Зачем? Я с отчаянием смотрел на него: неужели не понимает, что моей головы там нет? Сейчас начнется пытка с откручиванием голов — причем откручиваться будут чужие головы, а страдать буду я! Подарить бы ему такое зеркало, где бы он не отражался! Примерно такие волнения буду сейчас испытывать я. Неужели он не догадывался, что меня в этой расчлененке нет? Догадывался! Еще как догадывался! Это и нравилось ему!
— Верхний — Пушкин, что ль? — простодушно спросил он, оттягивая мучительное вскрытие.

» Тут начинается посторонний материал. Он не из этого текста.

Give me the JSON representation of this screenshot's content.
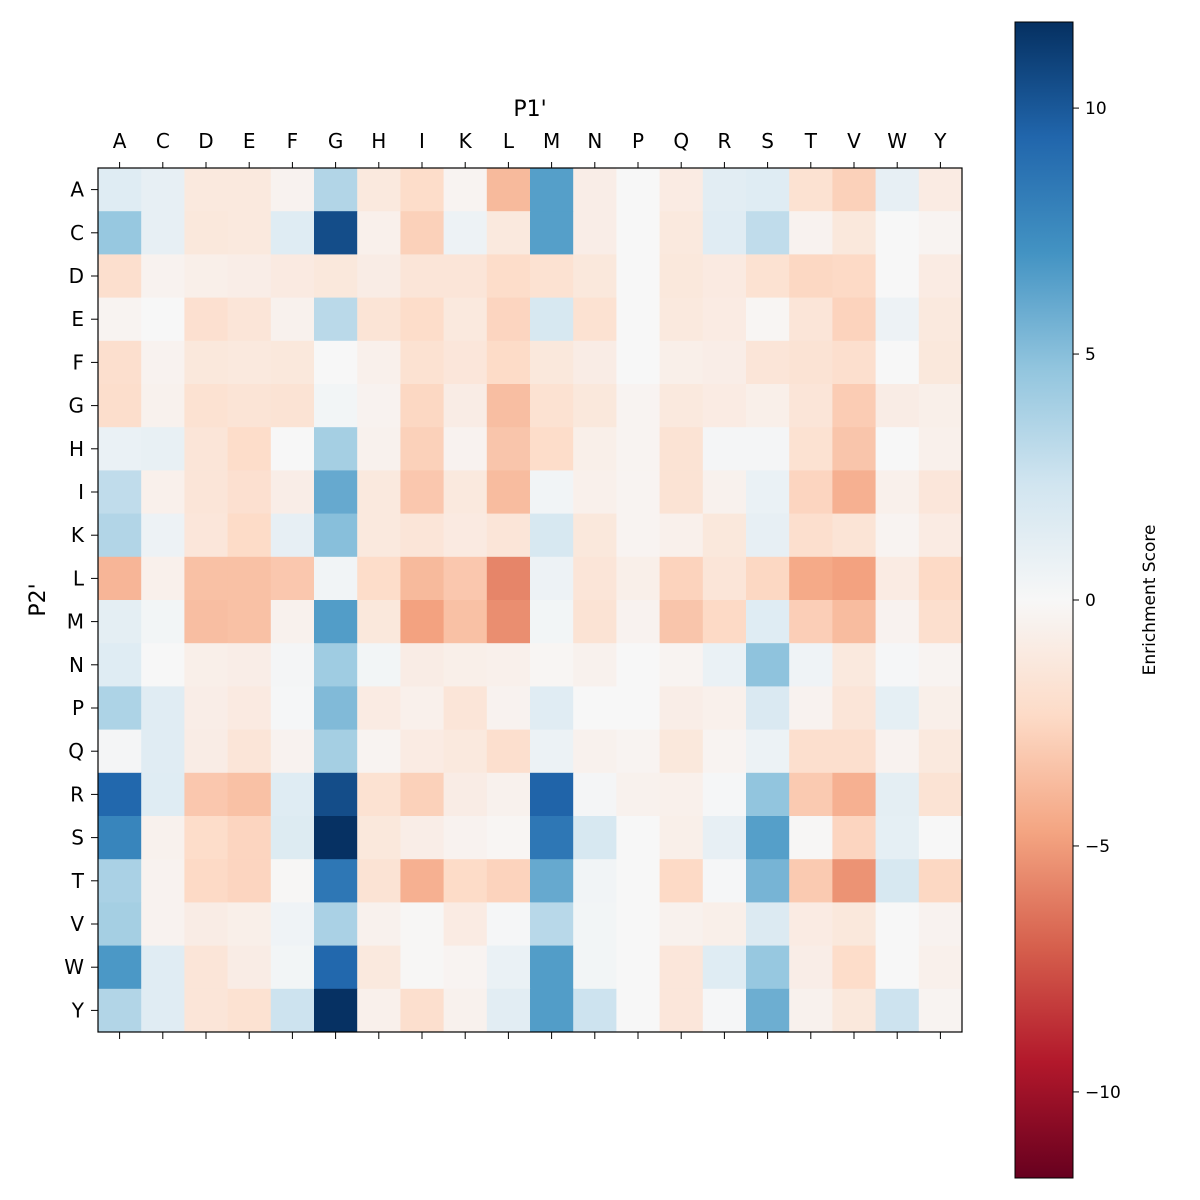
{
  "chart_data": {
    "type": "heatmap",
    "xlabel": "P1'",
    "ylabel": "P2'",
    "x_categories": [
      "A",
      "C",
      "D",
      "E",
      "F",
      "G",
      "H",
      "I",
      "K",
      "L",
      "M",
      "N",
      "P",
      "Q",
      "R",
      "S",
      "T",
      "V",
      "W",
      "Y"
    ],
    "y_categories": [
      "A",
      "C",
      "D",
      "E",
      "F",
      "G",
      "H",
      "I",
      "K",
      "L",
      "M",
      "N",
      "P",
      "Q",
      "R",
      "S",
      "T",
      "V",
      "W",
      "Y"
    ],
    "colormap": "RdBu",
    "vlim": [
      -11.75,
      11.75
    ],
    "colorbar": {
      "label": "Enrichment Score",
      "ticks": [
        10,
        5,
        0,
        -5,
        -10
      ],
      "tick_labels": [
        "10",
        "5",
        "0",
        "−5",
        "−10"
      ]
    },
    "values": [
      [
        1.5,
        1,
        -1.2,
        -1.2,
        -0.4,
        3.5,
        -1.2,
        -2.2,
        -0.3,
        -3.8,
        6.5,
        -0.8,
        0,
        -1,
        1.3,
        1.5,
        -1.8,
        -2.8,
        1,
        -1
      ],
      [
        4.5,
        1,
        -1.3,
        -1.2,
        1.5,
        10.5,
        -0.6,
        -2.8,
        0.6,
        -1.2,
        6.5,
        -0.8,
        0,
        -1.2,
        1.4,
        3,
        -0.4,
        -1.3,
        0,
        -0.3
      ],
      [
        -2,
        -0.4,
        -0.7,
        -0.8,
        -1.1,
        -1.3,
        -0.9,
        -1.5,
        -1.5,
        -2.2,
        -1.8,
        -1.3,
        0,
        -1.3,
        -1.1,
        -1.8,
        -2.5,
        -2.4,
        0,
        -1
      ],
      [
        -0.3,
        0,
        -1.9,
        -1.5,
        -0.5,
        3.2,
        -1.6,
        -2.2,
        -1.2,
        -2.6,
        2,
        -1.8,
        0,
        -1.2,
        -1,
        -0.2,
        -1.5,
        -2.7,
        0.6,
        -1.2
      ],
      [
        -2,
        -0.4,
        -1.3,
        -1.2,
        -1.3,
        0,
        -0.6,
        -1.8,
        -1.4,
        -2.3,
        -1.3,
        -0.9,
        0,
        -0.7,
        -0.8,
        -1.5,
        -1.7,
        -2,
        0,
        -1.3
      ],
      [
        -2.1,
        -0.5,
        -1.8,
        -1.6,
        -1.7,
        0.3,
        -0.4,
        -2.5,
        -0.9,
        -3.6,
        -1.8,
        -1.3,
        -0.3,
        -1.2,
        -1,
        -0.7,
        -1.5,
        -3,
        -0.9,
        -0.7
      ],
      [
        0.8,
        0.9,
        -1.5,
        -2.2,
        0,
        4,
        -0.5,
        -2.8,
        -0.4,
        -3.3,
        -2.2,
        -0.7,
        -0.3,
        -1.7,
        0.2,
        0.2,
        -1.8,
        -3.3,
        0,
        -0.6
      ],
      [
        3,
        -0.6,
        -1.5,
        -1.9,
        -0.8,
        6,
        -1.2,
        -3.2,
        -1.2,
        -3.7,
        0.4,
        -0.6,
        -0.3,
        -1.7,
        -0.5,
        0.8,
        -2.6,
        -4.2,
        -0.6,
        -1.4
      ],
      [
        3.5,
        0.6,
        -1.4,
        -2.3,
        1,
        5,
        -1.2,
        -1.5,
        -1.1,
        -1.5,
        2,
        -1.3,
        -0.3,
        -0.6,
        -1.3,
        1,
        -2,
        -1.6,
        -0.3,
        -1
      ],
      [
        -4,
        -0.6,
        -3.5,
        -3.5,
        -3.2,
        0.4,
        -2.2,
        -3.8,
        -3.2,
        -5.8,
        0.6,
        -1.5,
        -0.7,
        -2.7,
        -1.5,
        -2.5,
        -4.5,
        -4.8,
        -1,
        -2.4
      ],
      [
        1.2,
        0.3,
        -3.6,
        -3.5,
        -0.5,
        6.6,
        -1.3,
        -4.8,
        -3.5,
        -5.5,
        0.3,
        -1.7,
        -0.4,
        -3.3,
        -2.4,
        1.5,
        -2.9,
        -3.7,
        -0.4,
        -2
      ],
      [
        1.5,
        0,
        -0.7,
        -0.8,
        0.2,
        4.2,
        0.3,
        -0.9,
        -0.7,
        -0.6,
        -0.2,
        -0.5,
        0,
        -0.3,
        0.8,
        4.8,
        0.5,
        -1.2,
        0.1,
        -0.3
      ],
      [
        3.7,
        1.4,
        -0.8,
        -1.1,
        0.1,
        5.2,
        -1,
        -0.6,
        -1.5,
        -0.4,
        1.4,
        0,
        0,
        -0.8,
        -0.6,
        1.8,
        -0.4,
        -1.5,
        1.1,
        -0.7
      ],
      [
        0.2,
        1.4,
        -0.9,
        -1.5,
        -0.4,
        4,
        -0.3,
        -1,
        -1.2,
        -2,
        0.7,
        -0.5,
        -0.3,
        -1.3,
        -0.3,
        0.7,
        -2,
        -2,
        -0.4,
        -1.2
      ],
      [
        9.3,
        1.5,
        -3.2,
        -3.5,
        1.5,
        10.5,
        -1.8,
        -2.8,
        -0.9,
        -0.5,
        9.5,
        0.2,
        -0.5,
        -0.6,
        0.1,
        4.7,
        -3.1,
        -4.2,
        1.2,
        -1.7
      ],
      [
        7.8,
        -0.5,
        -2.2,
        -2.6,
        1.6,
        11.7,
        -1.3,
        -0.8,
        -0.4,
        -0.2,
        8.5,
        2,
        0,
        -0.7,
        1,
        6.5,
        -0.1,
        -2.6,
        1.1,
        0
      ],
      [
        3.8,
        -0.4,
        -2.4,
        -2.6,
        -0.1,
        8.5,
        -1.7,
        -4.2,
        -2.3,
        -2.7,
        6,
        0.4,
        0,
        -2.4,
        0.1,
        5.5,
        -3.1,
        -5.3,
        2,
        -2.5
      ],
      [
        4,
        -0.4,
        -0.9,
        -0.7,
        0.5,
        3.8,
        -0.5,
        -0.1,
        -1,
        0.1,
        3.3,
        0.3,
        0,
        -0.5,
        -0.7,
        1.7,
        -1,
        -1.3,
        0,
        -0.4
      ],
      [
        6.8,
        1.4,
        -1.5,
        -0.9,
        0.3,
        9.3,
        -1.2,
        -0.1,
        -0.3,
        0.8,
        6.6,
        0.3,
        0,
        -1.4,
        1.5,
        4.5,
        -0.8,
        -2.2,
        0,
        -0.6
      ],
      [
        3.5,
        1.4,
        -1.5,
        -1.8,
        2.5,
        11.7,
        -0.6,
        -2,
        -0.5,
        1.3,
        6.6,
        2.5,
        0,
        -1.4,
        0.1,
        5.8,
        -0.5,
        -1.3,
        2.5,
        -0.3
      ]
    ]
  }
}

Верхний-то Пушкин. Это завсегда. А дальше — кто ж? Петр стал с жутким скрипом отвинчивать Пушкину голову. Это сам Пушкин жалобно стонал? Наконец с тухловатым чпоком и небольшим количеством опилок поэт раскололся. Следующим, знамо, оказался Толстой, глядящий скорбно и требовательно, словно вылезши из тюрьмы: «Как тут у вас с непротивлением? Блюдите, а то в бараний рог согну!» Хотелось бы поскорее следующего — дабы пытка эта не затягивалась до утра. Но следующий все никак не давался — точней, не давался, конечно же, сам граф Толстой, скрипучим голосом уверявший: «Да нет там более никого! Один я! А если кто и влез, то так, разная шушера — не стоит зря мозоль натирать, занялись бы лучше чем-то полезным!» Крепкий орешек! Но раскололся и он. На свет божий в умелых руках моего родственника, сельского труженика, появилась какая-то румяная кукла с завитым локоном и такими же усами. «Спи, младенец мой прекрасный...» — скорбно произнес мой родственник, знавший литературу гораздо лучше, чем можно было предположить. Лермонтов с круглыми глазами, казалось, не узнавал своих строк.